Recall that an operator is closed if a sequence $(x_{n})\subset D(T)$ converges to some $x\in X$ and $Tx_{n}$ converges to $y\in Y$ implies $x\in D(T)$. Equivalently, the graph of $T$ is closed in the direct sum $X\oplus Y$.
Proof of i). Since $T$ is injective, we can define a linear operator $T^{-1}$ on the range of $T$, denoted $R(T)$, by $T^{-1}y=x$, where $y=Tx$. Let $y_{n}=(Tx_{n})\subset D(T^{-1})=R(T)$ be a sequence such that $y_{n}\rightarrow y\in Y$ and $T^{-1}y_{n}\rightarrow x\in X$. But since $y_{n}=Tx_{n}$ for a sequence $(x_{n})\subset D(T)$, it follows from the hypothesis that $T$ is closed that $x\in D(T)$ and $y=Tx$. Whence, $x=T^{-1}y$.
Proof of ii). To see that $T$ is not closed, consider the sequence formed by the truncations to the first $n$ components of a suitable element $x\in\ell^{p}$.
Define an operator $\bar{T}:D(\bar{T})\rightarrow\ell^{p}$ as follows.

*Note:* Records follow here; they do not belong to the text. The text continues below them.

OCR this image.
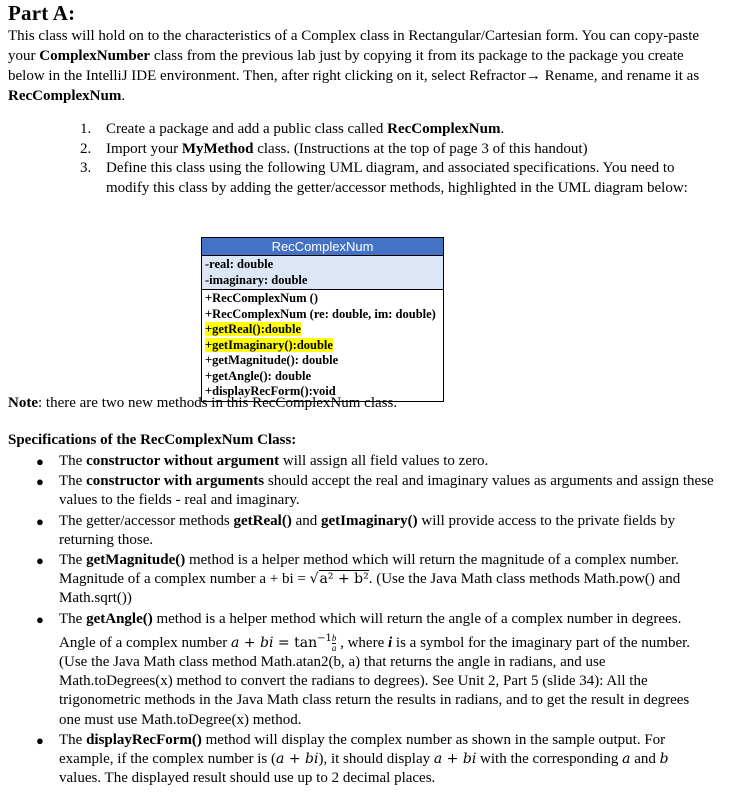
Part A:

This class will hold on to the characteristics of a Complex class in Rectangular/Cartesian form. You can copy-paste your ComplexNumber class from the previous lab just by copying it from its package to the package you create below in the IntelliJ IDE environment. Then, after right clicking on it, select Refractor→ Rename, and rename it as RecComplexNum.

1. Create a package and add a public class called RecComplexNum.
2. Import your MyMethod class. (Instructions at the top of page 3 of this handout)
3. Define this class using the following UML diagram, and associated specifications. You need to modify this class by adding the getter/accessor methods, highlighted in the UML diagram below:
RecComplexNum
-real: double
-imaginary: double
+RecComplexNum ()
+RecComplexNum (re: double, im: double)
+getReal():double
+getImaginary():double
+getMagnitude(): double
+getAngle(): double
+displayRecForm():void

Note: there are two new methods in this RecComplexNum class.

Specifications of the RecComplexNum Class:

● The constructor without argument will assign all field values to zero.
● The constructor with arguments should accept the real and imaginary values as arguments and assign these values to the fields - real and imaginary.
● The getter/accessor methods getReal() and getImaginary() will provide access to the private fields by returning those.
● The getMagnitude() method is a helper method which will return the magnitude of a complex number. Magnitude of a complex number a + bi = √a² + b². (Use the Java Math class methods Math.pow() and Math.sqrt())
● The getAngle() method is a helper method which will return the angle of a complex number in degrees. Angle of a complex number a + bi = $\tan^{-1} \frac{b}{a}$ , where i is a symbol for the imaginary part of the number. (Use the Java Math class method Math.atan2(b, a) that returns the angle in radians, and use Math.toDegrees(x) method to convert the radians to degrees). See Unit 2, Part 5 (slide 34): All the trigonometric methods in the Java Math class return the results in radians, and to get the result in degrees one must use Math.toDegree(x) method.
● The displayRecForm() method will display the complex number as shown in the sample output. For example, if the complex number is (a + bi), it should display a + bi with the corresponding a and b values. The displayed result should use up to 2 decimal places.
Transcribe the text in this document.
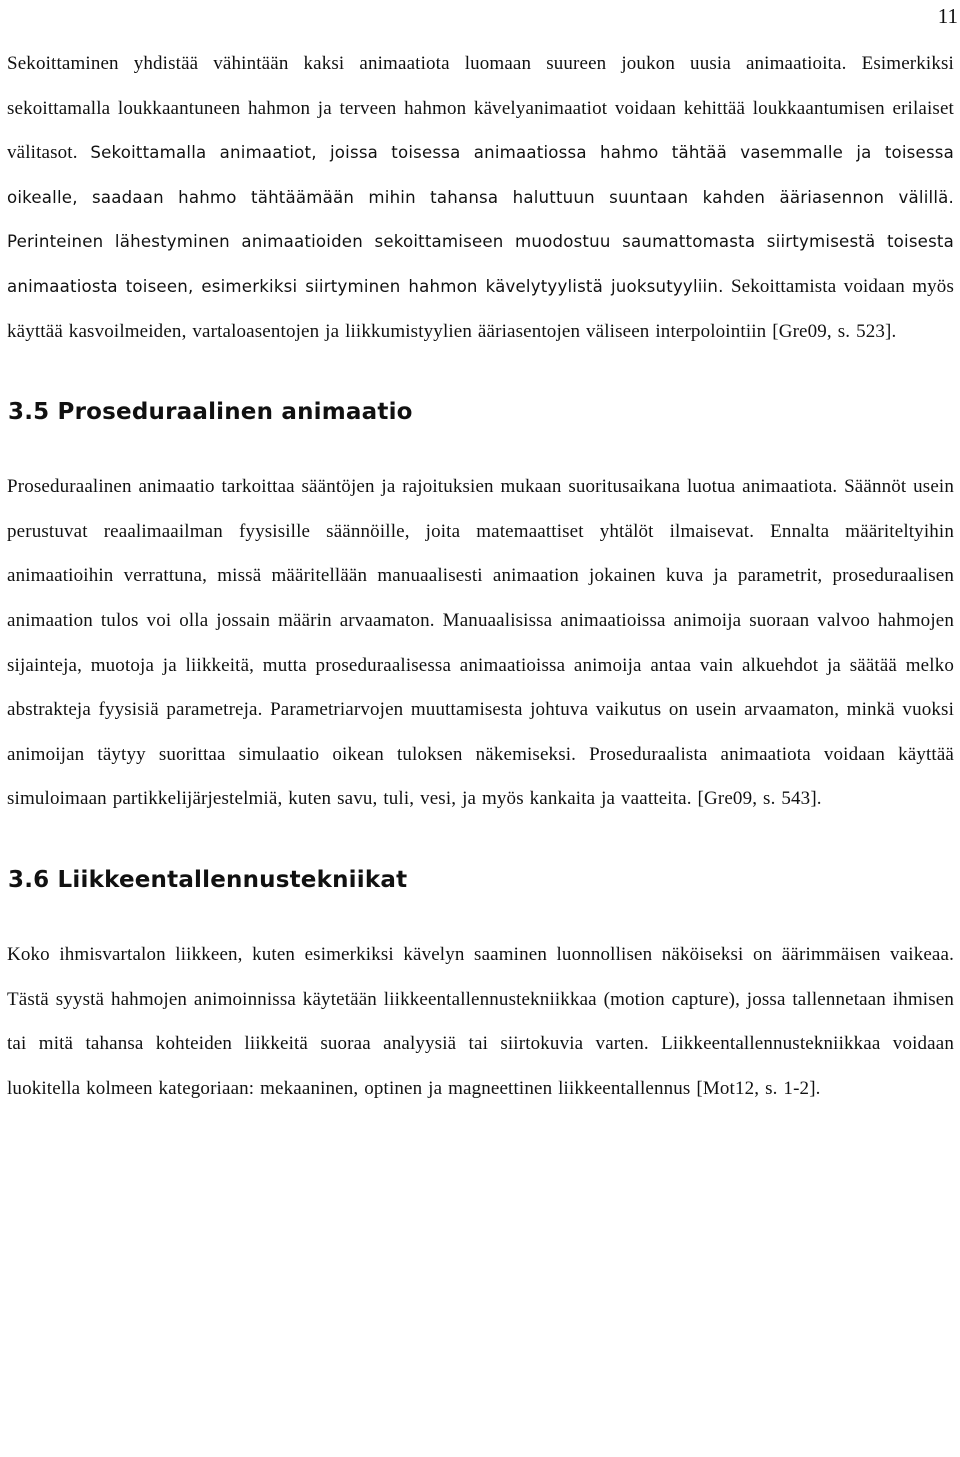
11

Sekoittaminen yhdistää vähintään kaksi animaatiota luomaan suureen joukon uusia animaatioita. Esimerkiksi sekoittamalla loukkaantuneen hahmon ja terveen hahmon kävelyanimaatiot voidaan kehittää loukkaantumisen erilaiset välitasot. Sekoittamalla animaatiot, joissa toisessa animaatiossa hahmo tähtää vasemmalle ja toisessa oikealle, saadaan hahmo tähtäämään mihin tahansa haluttuun suuntaan kahden ääriasennon välillä. Perinteinen lähestyminen animaatioiden sekoittamiseen muodostuu saumattomasta siirtymisestä toisesta animaatiosta toiseen, esimerkiksi siirtyminen hahmon kävelytyylistä juoksutyyliin. Sekoittamista voidaan myös käyttää kasvoilmeiden, vartaloasentojen ja liikkumistyylien ääriasentojen väliseen interpolointiin [Gre09, s. 523].

3.5 Proseduraalinen animaatio

Proseduraalinen animaatio tarkoittaa sääntöjen ja rajoituksien mukaan suoritusaikana luotua animaatiota. Säännöt usein perustuvat reaalimaailman fyysisille säännöille, joita matemaattiset yhtälöt ilmaisevat. Ennalta määriteltyihin animaatioihin verrattuna, missä määritellään manuaalisesti animaation jokainen kuva ja parametrit, proseduraalisen animaation tulos voi olla jossain määrin arvaamaton. Manuaalisissa animaatioissa animoija suoraan valvoo hahmojen sijainteja, muotoja ja liikkeitä, mutta proseduraalisessa animaatioissa animoija antaa vain alkuehdot ja säätää melko abstrakteja fyysisiä parametreja. Parametriarvojen muuttamisesta johtuva vaikutus on usein arvaamaton, minkä vuoksi animoijan täytyy suorittaa simulaatio oikean tuloksen näkemiseksi. Proseduraalista animaatiota voidaan käyttää simuloimaan partikkelijärjestelmiä, kuten savu, tuli, vesi, ja myös kankaita ja vaatteita. [Gre09, s. 543].

3.6 Liikkeentallennustekniikat

Koko ihmisvartalon liikkeen, kuten esimerkiksi kävelyn saaminen luonnollisen näköiseksi on äärimmäisen vaikeaa. Tästä syystä hahmojen animoinnissa käytetään liikkeentallennustekniikkaa (motion capture), jossa tallennetaan ihmisen tai mitä tahansa kohteiden liikkeitä suoraa analyysiä tai siirtokuvia varten. Liikkeentallennustekniikkaa voidaan luokitella kolmeen kategoriaan: mekaaninen, optinen ja magneettinen liikkeentallennus [Mot12, s. 1-2].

Let
$$D(\bar{T}):=\left\{x=(x_{k})\in\ell^{p} : (kx_{k})_{k}\in\ell^{p}\right\}$$
and define $\bar{T}x=(kx_{k})_{k}$. It is evident that $\bar{T}$ is linear and is an extension of $T$.
To see that $\bar{T}$ is closed, let $x^{(n)}=(x_{k}^{(n)})_{k}$ be a sequence in $D(\bar{T})$ converging to $x\in\ell^{p}$ such that $Tx^{n}\rightarrow y\in\ell^{p}$. I claim that $x=(k^{-1}y_{k})_{k}$. Indeed,
$$\sum_{k}\left|x_{k}^{(n)}-k^{-1}y_{k}\right|^{p}\leq\sum_{k}k^{p}\left|x_{k}^{(n)}-k^{-1}y_{k}\right|^{p}=\sum_{k}\left|kx_{k}^{(n)}-y_{k}\right|^{p}\rightarrow 0, \ n\rightarrow\infty$$
The claim follows from the uniqueness of limits. Clearly, $x\in\ell^{p}$ and $(kx_{k})\in\ell^{p}$, whence $x\in D(\bar{T})$ and $\bar{T}x=y$.
Best Answer
Let us recall the definition of a closed operator. Let $D(K)\subset X$ denote the domain of $K$. We say that $K$ is closed if for every sequence $(x_n)_{n=1}^\infty$ in $D(K)$ that converges to some $x\in X$ such that $Kx_n\to y$ for some $y\in Y$ we have $x\in D(K)$ and $Kx=y$.
Suppose that $(x_n)_{n=1}^\infty$ is a convergent sequence in the kernel of $K$ and let $x\in X$ be its limit. Then $Kx_n=0$ for all $n$, so the sequence $(Kx_n)_{n=1}^\infty$ is convergent with limit $y=0$. By the hypothesis, $Kx=0$, so $x$ is in the kernel of $K$.